When I made it to the Doota shopping mall, my feet already hurt so I took a break at the coffee shop on the second floor and people watched for a bit. This mall is similar to most mid-higher end malls/department stores in Asia.  The interior is clean and bright with the merchandise separated by designer in an open market stall set-up. The ground floor is all of the high-end fashion designers so I browsed through quickly and tried not to look at the price tags. The second floor is “young-career” and I spent most of my time here. Many of the clothing lines were filled with soft cottons and linens in calm colors, and I was very tempted. The first basement was dedicated to up and coming designers, and most of the clothes were geared towards teenagers and college students. Some of it was interesting, but nothing special.

By this point my feet were hurting again, and I was hungry. Rather than attempt to find something to eat at street level, I went to the 7th floor of the Doota building to eat at their food garden, and I am so glad I did. The dining area has a panoramic view of Dongdaemun, the food was fresh and tasty, and there were plenty of fashionable girls and guys to watch and see what the kids are wearing these days.

The Doota Food Garden

The Doota Food Garden

With my stomach full and feet rested, I headed across the Cheongyecheon Stream to Dongdaemun Shopping Town, otherwise known as the Craft Mecca of Korea. The building is six floors packed wall to wall with every imaginable sewing/knitting/embroidery/fashion design supply you can imagine. I was overwhelmed by the hordes of fashion forward ladies and gents walking around with their personal design books overflowing with sketches and fabric swatches searching for the perfect zipper or button. If Bravo ever wanted to do a Project Runway in Seoul, this would be the place the designers would come to purchase their materials.

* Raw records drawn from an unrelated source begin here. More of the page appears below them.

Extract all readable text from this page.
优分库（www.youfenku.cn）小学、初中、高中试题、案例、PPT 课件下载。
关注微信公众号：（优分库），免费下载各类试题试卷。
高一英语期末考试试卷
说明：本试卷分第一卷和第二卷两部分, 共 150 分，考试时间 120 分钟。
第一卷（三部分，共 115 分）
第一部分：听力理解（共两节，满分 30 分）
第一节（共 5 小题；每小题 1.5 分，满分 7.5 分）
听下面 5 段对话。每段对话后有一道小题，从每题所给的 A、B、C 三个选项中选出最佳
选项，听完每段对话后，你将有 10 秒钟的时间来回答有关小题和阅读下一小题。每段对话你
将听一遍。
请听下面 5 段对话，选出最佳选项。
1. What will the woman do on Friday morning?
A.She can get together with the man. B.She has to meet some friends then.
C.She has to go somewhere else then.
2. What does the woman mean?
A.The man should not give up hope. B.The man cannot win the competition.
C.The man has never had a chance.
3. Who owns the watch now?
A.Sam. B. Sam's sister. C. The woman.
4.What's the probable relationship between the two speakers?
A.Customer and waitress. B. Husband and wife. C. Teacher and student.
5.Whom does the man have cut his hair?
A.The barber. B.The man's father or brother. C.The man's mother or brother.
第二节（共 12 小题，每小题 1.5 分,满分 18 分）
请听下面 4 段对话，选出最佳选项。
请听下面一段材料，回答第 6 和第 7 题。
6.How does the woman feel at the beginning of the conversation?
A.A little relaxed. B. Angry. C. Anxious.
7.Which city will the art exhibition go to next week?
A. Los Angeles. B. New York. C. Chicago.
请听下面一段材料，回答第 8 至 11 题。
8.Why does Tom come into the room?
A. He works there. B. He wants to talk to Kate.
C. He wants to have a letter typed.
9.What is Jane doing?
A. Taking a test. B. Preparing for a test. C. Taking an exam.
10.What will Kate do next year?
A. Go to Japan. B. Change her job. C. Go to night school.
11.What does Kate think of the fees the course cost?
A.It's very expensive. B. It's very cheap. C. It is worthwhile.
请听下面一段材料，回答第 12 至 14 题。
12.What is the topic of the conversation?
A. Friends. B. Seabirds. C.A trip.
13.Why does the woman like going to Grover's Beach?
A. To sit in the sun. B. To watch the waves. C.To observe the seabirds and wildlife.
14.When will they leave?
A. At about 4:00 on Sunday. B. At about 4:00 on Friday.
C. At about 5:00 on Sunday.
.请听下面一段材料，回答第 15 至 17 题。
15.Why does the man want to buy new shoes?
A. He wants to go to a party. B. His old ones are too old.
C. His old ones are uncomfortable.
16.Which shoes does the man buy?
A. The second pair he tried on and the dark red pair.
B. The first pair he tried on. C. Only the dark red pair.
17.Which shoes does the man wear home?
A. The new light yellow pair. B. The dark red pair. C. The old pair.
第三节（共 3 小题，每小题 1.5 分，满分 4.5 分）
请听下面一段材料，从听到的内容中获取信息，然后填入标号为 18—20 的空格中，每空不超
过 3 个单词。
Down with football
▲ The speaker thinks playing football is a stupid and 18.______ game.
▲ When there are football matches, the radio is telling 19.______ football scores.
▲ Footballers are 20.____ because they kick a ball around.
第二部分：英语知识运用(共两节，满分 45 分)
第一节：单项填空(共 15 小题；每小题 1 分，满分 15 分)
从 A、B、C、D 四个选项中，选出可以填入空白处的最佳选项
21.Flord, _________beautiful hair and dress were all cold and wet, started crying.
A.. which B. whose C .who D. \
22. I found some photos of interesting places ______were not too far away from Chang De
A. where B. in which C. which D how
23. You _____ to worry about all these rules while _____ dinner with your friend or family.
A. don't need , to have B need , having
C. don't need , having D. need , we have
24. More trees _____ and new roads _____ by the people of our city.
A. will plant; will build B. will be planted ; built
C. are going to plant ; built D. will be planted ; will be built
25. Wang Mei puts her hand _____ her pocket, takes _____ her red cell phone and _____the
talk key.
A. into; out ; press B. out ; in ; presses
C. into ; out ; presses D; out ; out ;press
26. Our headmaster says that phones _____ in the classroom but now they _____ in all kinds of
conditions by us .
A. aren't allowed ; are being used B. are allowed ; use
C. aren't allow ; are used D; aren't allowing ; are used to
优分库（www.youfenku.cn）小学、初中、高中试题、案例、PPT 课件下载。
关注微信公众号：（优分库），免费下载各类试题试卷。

On the upper floors, it was a little less hectic and I did make a couple  purchases. At one stall, I stocked up on basic notions like tailors chalk, hand sewing needles, leather thimbles and a measuring tape. At another I stocked up on a range of super soft felt in amazing browns, yellows and blues at 1,000won ($1) per sheet. Now I have the motivation AND materials to teach myself how to embroider!

After four hours of shopping, I stopped by the hostel to drop off my purchases and check email. Then I was out again and headed to the college area close to the Sinchon Station. Within a ten or twenty block radius there are at least five large colleges including Ewha Womans University, Yonsei University, Seogang University, Hongik University and Kyunggi University. Every street was packed with college coeds walking around with friends shopping, eating, drinking coffee, reading magazines, hitting baseballs at the batting cage, playing video games and chatting. It was a fun atmosphere that reminded me of my days at UTK and made me think of my cousin that starts her first year of college this fall. She’s going to have such a blast, and Chattanooga will never be the same!!

College Street

College Street

Of course, where there are college students, there is shopping. I dropped in a few more stores, almost bought a camera bag and tried to buy some cool shoes that would be quite comfortable….but my feet are too big. No size 9 in Seoul!